We built our floating platform on a beach outside the cove and, once it was habitable, moved it into the cove. Because having a place to dance was important to me, we built my dancefloor next, and then the garden. I started simply, growing salad greens, then each year I added more edible plants, herbs and flowers, fruit trees, berries and finally planted some decorative bushes and trees. As my garden grew, our whole system expanded to accommodate it. The platform is built on recycled fish farm systems, and plants are grown in recycled containers. Although we live on an island, it doesn’t feel confined: the dancefloor gives me space to move, so I never feel hemmed in, and neither do our two chihuahuas.
Simple pleasures
Floating allows us to be a part of nature without interfering with it. We can watch bears or wolves on the shore, and not interrupt them as they go about their day. The crows, seagulls, bufflehead and merganser ducks and other water birds, have made us part of their family. The platform also provides protection for the fish that come to spawn beneath our floating systems.
How the garden grows
I grow everything from seed (except the shrubs and fruit trees) in my four greenhouses. Tomatoes, peppers, and eggplant are grown in the larger one, after getting started in propagators in the house. I grow peas, fava beans, carrots, and everything else in the other greenhouses. Everything gets started under glass then they are brought out when they are large and strong enough for the conditions outside. In winter, I grow winter salad greens, over-wintering broccoli, and plants and herbs that need extra protection in the greenhouses. Many plants stay outside though, including over-wintering cabbage, kale and collard greens. We eat fresh vegetables all year round. I have three composters that are on wooden pegs and frames that allow them to turn, as well as a worm farm.
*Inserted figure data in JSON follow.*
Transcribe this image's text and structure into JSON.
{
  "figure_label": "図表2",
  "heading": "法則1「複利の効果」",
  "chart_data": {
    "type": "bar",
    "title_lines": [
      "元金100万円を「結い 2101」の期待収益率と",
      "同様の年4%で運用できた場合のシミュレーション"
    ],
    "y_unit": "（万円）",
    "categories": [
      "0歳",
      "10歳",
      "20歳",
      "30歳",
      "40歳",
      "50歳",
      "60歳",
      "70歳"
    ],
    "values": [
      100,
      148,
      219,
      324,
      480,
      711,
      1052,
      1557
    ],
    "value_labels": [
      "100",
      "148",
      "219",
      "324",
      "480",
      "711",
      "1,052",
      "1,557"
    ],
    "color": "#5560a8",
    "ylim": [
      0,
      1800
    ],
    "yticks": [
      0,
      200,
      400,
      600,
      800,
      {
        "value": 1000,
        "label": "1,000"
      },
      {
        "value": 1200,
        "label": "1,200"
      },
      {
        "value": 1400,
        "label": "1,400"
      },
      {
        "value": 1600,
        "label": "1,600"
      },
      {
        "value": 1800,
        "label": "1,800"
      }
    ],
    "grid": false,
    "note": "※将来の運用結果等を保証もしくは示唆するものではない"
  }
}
“Floating allows us to be a part of nature without interfering with it. Living here also inspires us creatively”
When it goes wrong
We are tied to the shore with big ropes that look like a spider web. This stabilises everything and allows the platform to move easily when we are hit by heavy winds. On the best days we hardly move at all. We don’t have large waves to deal with, fortunately, as we are protected by the cove. We do have to tackle storm damage, however: strong winds find their way in and whirl around us. Our dancefloor area has had to be rebuilt four times due to storms, for example. Maintenance and repair are a constant as a result. When we are in our house in a storm we feel like beavers in a den. We will have to build a new house very soon, too, so that will be the next large project. This winter, Wayne transformed the generator and tool shed into his man cave. He built it to look like a cuckoo clock!
An artistic life
Living in Freedom Cove inspires us creatively. We are wildlife artists and the environment we live in is reflected in our work. The whole place is one large art installation and is constantly evolving, due to storms and creative change. Buildings rot and need to be taken down and rebuilt from recycled materials. We keep what is good from the old and add it into the new.